Shortly thereafter Arthur came to tell her that his mother had just passed. Margaret excitedly told him that she had seen General Gordon just about that time; Arthur chaffed her gently about having dropped off to sleep and dreamed an especially vivid dream.
His skeptical attitude was sorely tested when they walked downstairs to meet the Gordons’ butler, a former slave who had been with the family for as long as anyone could remember. The old man asked, Is Ole Miss gone?
Assured that she was, he told Arthur through tears that he had seen General Gordon walking down the front stairs and out the front door, as he had in the old days when his carriage was waiting to take him to the Exchange. He had looked, the butler said, very well and happy.

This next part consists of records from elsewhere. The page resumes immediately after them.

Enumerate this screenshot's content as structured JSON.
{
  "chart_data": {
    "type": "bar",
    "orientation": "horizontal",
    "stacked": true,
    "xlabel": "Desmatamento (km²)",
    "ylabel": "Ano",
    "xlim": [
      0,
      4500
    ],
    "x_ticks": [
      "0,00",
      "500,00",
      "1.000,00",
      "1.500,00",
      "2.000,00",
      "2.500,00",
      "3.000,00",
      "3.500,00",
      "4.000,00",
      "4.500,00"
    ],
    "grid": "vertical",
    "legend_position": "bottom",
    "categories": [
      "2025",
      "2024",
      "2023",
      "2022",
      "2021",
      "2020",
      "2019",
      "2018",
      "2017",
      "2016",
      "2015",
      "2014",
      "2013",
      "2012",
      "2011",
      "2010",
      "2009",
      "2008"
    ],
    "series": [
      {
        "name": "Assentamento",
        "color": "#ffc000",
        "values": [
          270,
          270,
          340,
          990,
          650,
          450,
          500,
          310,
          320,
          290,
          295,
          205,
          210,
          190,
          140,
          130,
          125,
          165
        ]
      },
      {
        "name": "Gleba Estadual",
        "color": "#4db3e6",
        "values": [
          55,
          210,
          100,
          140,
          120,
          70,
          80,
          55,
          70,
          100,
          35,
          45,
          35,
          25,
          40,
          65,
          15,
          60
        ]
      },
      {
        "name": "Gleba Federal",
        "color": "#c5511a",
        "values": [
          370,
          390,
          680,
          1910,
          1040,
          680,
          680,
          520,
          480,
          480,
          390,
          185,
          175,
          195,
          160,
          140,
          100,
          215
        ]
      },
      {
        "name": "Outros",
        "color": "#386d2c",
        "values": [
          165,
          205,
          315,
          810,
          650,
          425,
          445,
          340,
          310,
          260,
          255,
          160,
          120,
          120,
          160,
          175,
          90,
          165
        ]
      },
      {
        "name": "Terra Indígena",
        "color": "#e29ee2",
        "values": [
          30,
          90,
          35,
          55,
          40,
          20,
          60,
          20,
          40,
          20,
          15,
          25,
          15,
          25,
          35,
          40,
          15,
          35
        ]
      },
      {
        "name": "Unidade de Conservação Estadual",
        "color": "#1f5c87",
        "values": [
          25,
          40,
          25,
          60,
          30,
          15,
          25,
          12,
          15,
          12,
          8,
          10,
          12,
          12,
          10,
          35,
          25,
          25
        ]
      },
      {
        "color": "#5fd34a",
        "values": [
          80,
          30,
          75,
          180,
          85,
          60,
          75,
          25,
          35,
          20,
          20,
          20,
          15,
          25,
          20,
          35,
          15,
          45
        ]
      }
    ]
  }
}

I thought you’d lak to know the General come fetch her hisself, suh, he said in conclusion.
Curiously, Juliette’s niece would write, years later, that Nellie’s children reported, when she died, the years fell away from her. She sat up and held out her arms, looking, in that moment, as radiant as a bride going to meet her groom.
Willie Gordon’s spirit has never appeared again in the family home, but docents report that Nellie’s is very much in evidence. She has been seen in the halls, out in the garden, and sitting at the kitchen table in a dressing gown. She’s even been known to play her piano–although the instrument is missing most of its keys.
Sources
Margaret Wayt DeBolt, Savannah Spectres and Other Strange Tales (1984) All direct quotations come from DeBolt’s account.
Alan Brown, Haunted Places in the American South (2002)
Daniel Diehl and Mark P. Donnelly, Haunted Houses: Guide to Spooky Creepy and Strange Places across the USA (2010).
The love story of Willie and Nellie Gordon was also featured on the Savannah episode of Haunted History, which originally aired in May 2000. I was reminded of this story when the episode reaired on Biography Channel the other day.